Answering yes on a poll about privacy legislation doesn’t mean that people think about it in their day to day life or make behavior changes. Look no further than annual reports of companies like Facebook and Twitter for proof of their success.
I checked the second link. Almost no one is actually independent. I am on mobile and don’t feel like doing the citation for this. But that’s one issue immediately with that one. Almost everyone votes one way for senators and president.
The phrasing of the question and prompting of it plays a huge part too. Including Trump’s name at all is huge. It makes it an immediate reactionary political question. Swap Trump for something on the left and you’ll likely get different results. Even without Trump. The prompting is worded the way it is. It’s so political it’s going to skew anything and everything.

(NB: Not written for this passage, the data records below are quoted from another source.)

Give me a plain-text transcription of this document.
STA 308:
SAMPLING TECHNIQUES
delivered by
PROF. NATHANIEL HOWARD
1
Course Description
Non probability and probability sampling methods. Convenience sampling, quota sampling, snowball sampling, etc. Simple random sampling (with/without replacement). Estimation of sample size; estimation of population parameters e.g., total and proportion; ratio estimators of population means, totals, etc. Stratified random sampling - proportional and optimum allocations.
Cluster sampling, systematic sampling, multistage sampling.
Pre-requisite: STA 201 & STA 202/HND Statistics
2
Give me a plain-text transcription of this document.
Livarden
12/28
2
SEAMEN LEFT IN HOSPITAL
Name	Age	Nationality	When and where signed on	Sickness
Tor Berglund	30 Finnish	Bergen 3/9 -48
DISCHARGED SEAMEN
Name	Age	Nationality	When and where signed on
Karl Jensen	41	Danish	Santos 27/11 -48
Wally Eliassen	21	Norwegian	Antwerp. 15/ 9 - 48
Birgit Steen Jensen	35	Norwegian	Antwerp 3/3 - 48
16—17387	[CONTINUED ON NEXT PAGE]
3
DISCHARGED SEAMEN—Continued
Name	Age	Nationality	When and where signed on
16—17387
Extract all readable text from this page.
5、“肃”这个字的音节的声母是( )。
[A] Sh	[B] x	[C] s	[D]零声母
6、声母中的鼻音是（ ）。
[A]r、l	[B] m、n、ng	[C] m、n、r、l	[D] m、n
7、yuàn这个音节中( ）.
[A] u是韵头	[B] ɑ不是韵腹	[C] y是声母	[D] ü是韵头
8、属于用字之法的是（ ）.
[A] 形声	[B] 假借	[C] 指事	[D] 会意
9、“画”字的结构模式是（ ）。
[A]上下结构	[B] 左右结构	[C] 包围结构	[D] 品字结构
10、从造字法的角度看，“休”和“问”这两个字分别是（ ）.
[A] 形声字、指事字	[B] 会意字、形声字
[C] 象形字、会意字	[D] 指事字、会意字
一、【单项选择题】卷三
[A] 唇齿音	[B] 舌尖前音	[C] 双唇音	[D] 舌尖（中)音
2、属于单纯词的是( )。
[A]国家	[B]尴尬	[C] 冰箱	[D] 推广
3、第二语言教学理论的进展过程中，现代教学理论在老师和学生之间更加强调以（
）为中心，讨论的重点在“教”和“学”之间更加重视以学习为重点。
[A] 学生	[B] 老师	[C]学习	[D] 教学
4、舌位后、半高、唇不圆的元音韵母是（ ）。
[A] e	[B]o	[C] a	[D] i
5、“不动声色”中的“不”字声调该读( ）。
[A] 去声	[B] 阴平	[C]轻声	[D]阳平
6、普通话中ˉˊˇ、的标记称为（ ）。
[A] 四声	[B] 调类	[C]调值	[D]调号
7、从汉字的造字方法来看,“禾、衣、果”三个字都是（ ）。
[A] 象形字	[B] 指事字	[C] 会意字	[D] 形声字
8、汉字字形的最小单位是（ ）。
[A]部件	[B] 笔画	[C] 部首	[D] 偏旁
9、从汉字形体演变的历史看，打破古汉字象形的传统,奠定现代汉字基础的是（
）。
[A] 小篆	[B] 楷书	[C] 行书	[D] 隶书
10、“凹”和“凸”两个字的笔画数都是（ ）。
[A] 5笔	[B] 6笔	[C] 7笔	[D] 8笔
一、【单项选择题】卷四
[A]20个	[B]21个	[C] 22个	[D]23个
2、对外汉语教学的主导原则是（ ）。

For the first one. Your description just sounds reasonable. Why would you say no to general regulation against big tech? Besides not wanting to be a hypocrite if you’re on the right (which clearly shows a ton of them are fine being hypocrites with that 80% figure).
Change regulation to oil companies or manufacturing and suddenly those centrists and people on the right won’t be polling the same way.
Which again means this is more political than any actual knowledge of the situation. People don’t know or understand online privacy by and large. It’s such an obvious take. To argue against it with credible sources that don’t actually relate much to the topic shows how far out your thinking is. There will never be agreement because you’re not even thinking about this in the same way.
I note with amusement that you did not post this same comment in response to every other reply which included no sources at all.
I suppose one only thinks critically when they disagree.